A great variety of ventilating and cleaning apparatuses have long been available in the art, many of them principally for use in conjunction with a cooking apparatus, and for eliminating the generated fumes customarily arising from the same. Such apparatuses are shown in the United States patent to Sweet, et al, U.S. Pat. No. 3,837,269, and to Nett, U.S. Pat. No. 3,978,777. As can be seen, these apparatuses generally incorporate some form of an air hood that diverts the incoming air through a filter while capturing fumes within the course of their air flow for eventual exhausting of the combination to the atmosphere. One concern with these type of ventilators is that they usually consume too much of the tempered air to operate effectively.
The United States patent to De Rosa, U.S. Pat. No. 3,285,154, discloses a ventilating hood wherein all of the incoming air is diverted directly downwardly, and with the exhaust conduit being arranged forwardly thereof, operates to absorb both the incoming air and previously tempered air within the room, for exhausting to the atmosphere, and thereby adding to the cost for operation of the shown assembly.
The U.S. Pat. Nos. to Kuechler, 3,664,255, and 3,943,836, disclose another form of a smoke hood, of the vortex-type, and these styles of hoods are designed for causing a swirling action for the flow of air venting the hood, and which supposedly has a tendency to entrain the cooking fumes within the vortex by way of exhausting. But, once again, the operations of such a device are generally less efficient in causing grease accumulation on the filter and the immediate area due to the continuous air swirling pattern. In addition, it is necessary that the blowers of much greater capacity than customarily used must be operatively associated within the respective supply inlets and exhaust outlets for such hoods.
Other styles of ventilating systems for use in buildings, such as restaurants, or the like, are shown in the earlier United States patent to Brown, U.S. Pat. No. 3,800,689, Courchesne, U.S. Pat. No. 3,530,784, Jansen, U.S. Pat. No. 3,400,649, Ahlrich, U.S. Pat. No. 3,411,428, Ahlrich, U.S. Pat. No. 3,645,194, and finally, U.S. patent to Vandas, U.S. Pat.

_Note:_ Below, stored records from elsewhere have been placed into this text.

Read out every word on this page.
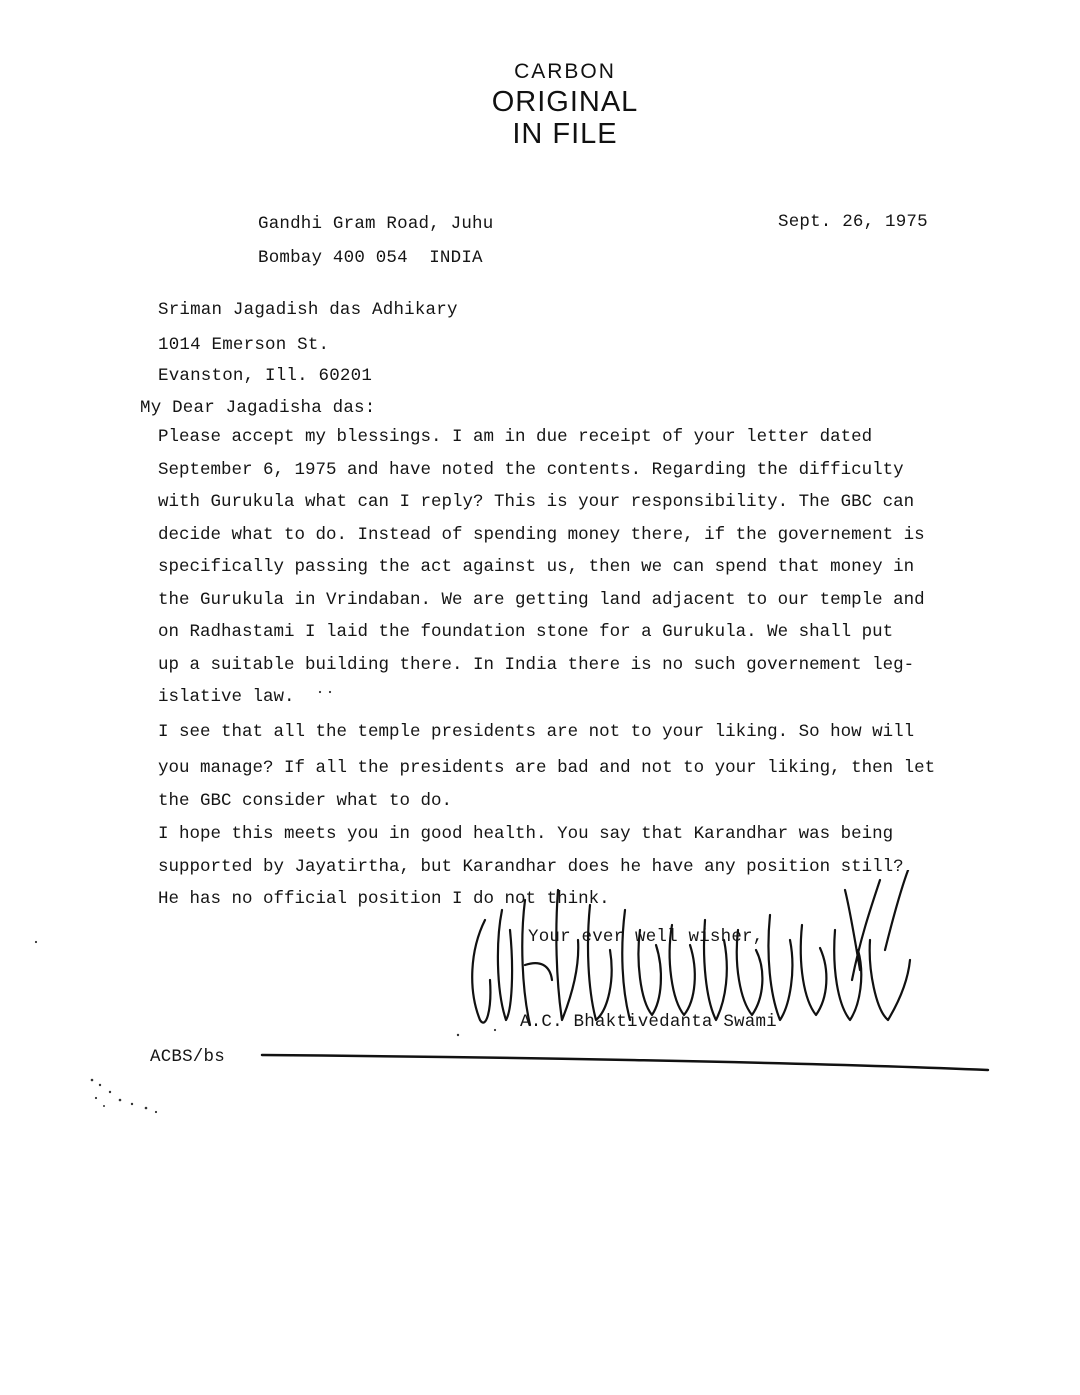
CARBON
ORIGINAL
IN FILE
Gandhi Gram Road, Juhu
Bombay 400 054  INDIA
Sept. 26, 1975
Sriman Jagadish das Adhikary
1014 Emerson St.
Evanston, Ill. 60201
My Dear Jagadisha das:
Please accept my blessings. I am in due receipt of your letter dated
September 6, 1975 and have noted the contents. Regarding the difficulty
with Gurukula what can I reply? This is your responsibility. The GBC can
decide what to do. Instead of spending money there, if the governement is
specifically passing the act against us, then we can spend that money in
the Gurukula in Vrindaban. We are getting land adjacent to our temple and
on Radhastami I laid the foundation stone for a Gurukula. We shall put
up a suitable building there. In India there is no such governement leg-
islative law.
I see that all the temple presidents are not to your liking. So how will
you manage? If all the presidents are bad and not to your liking, then let
the GBC consider what to do.
I hope this meets you in good health. You say that Karandhar was being
supported by Jayatirtha, but Karandhar does he have any position still?
He has no official position I do not think.
Your ever well wisher,
A.C. Bhaktivedanta Swami
ACBS/bs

No. 4,022,118. It is submitted that the construction of the ventilators and hoods shown in these type of prior art patents are quite different in their operations and structures, and the results obtained therefrom, in comparison to what is revealed in this current application.
In view of the foregoing, it is the principal object of the invention to provide a ventilating hood that functions highly efficiently in removing fumes from the vicinity of a cooking apparatus, while at the same time utilizing minimum energy requirements in its operation.
Another object of this invention is the unique arrangement of supply and exhaust air streams which are directed by a particularly designed ventilating hood in minimal movement for providing an efficient means for the combination capture and removal of objectional fumes or the like.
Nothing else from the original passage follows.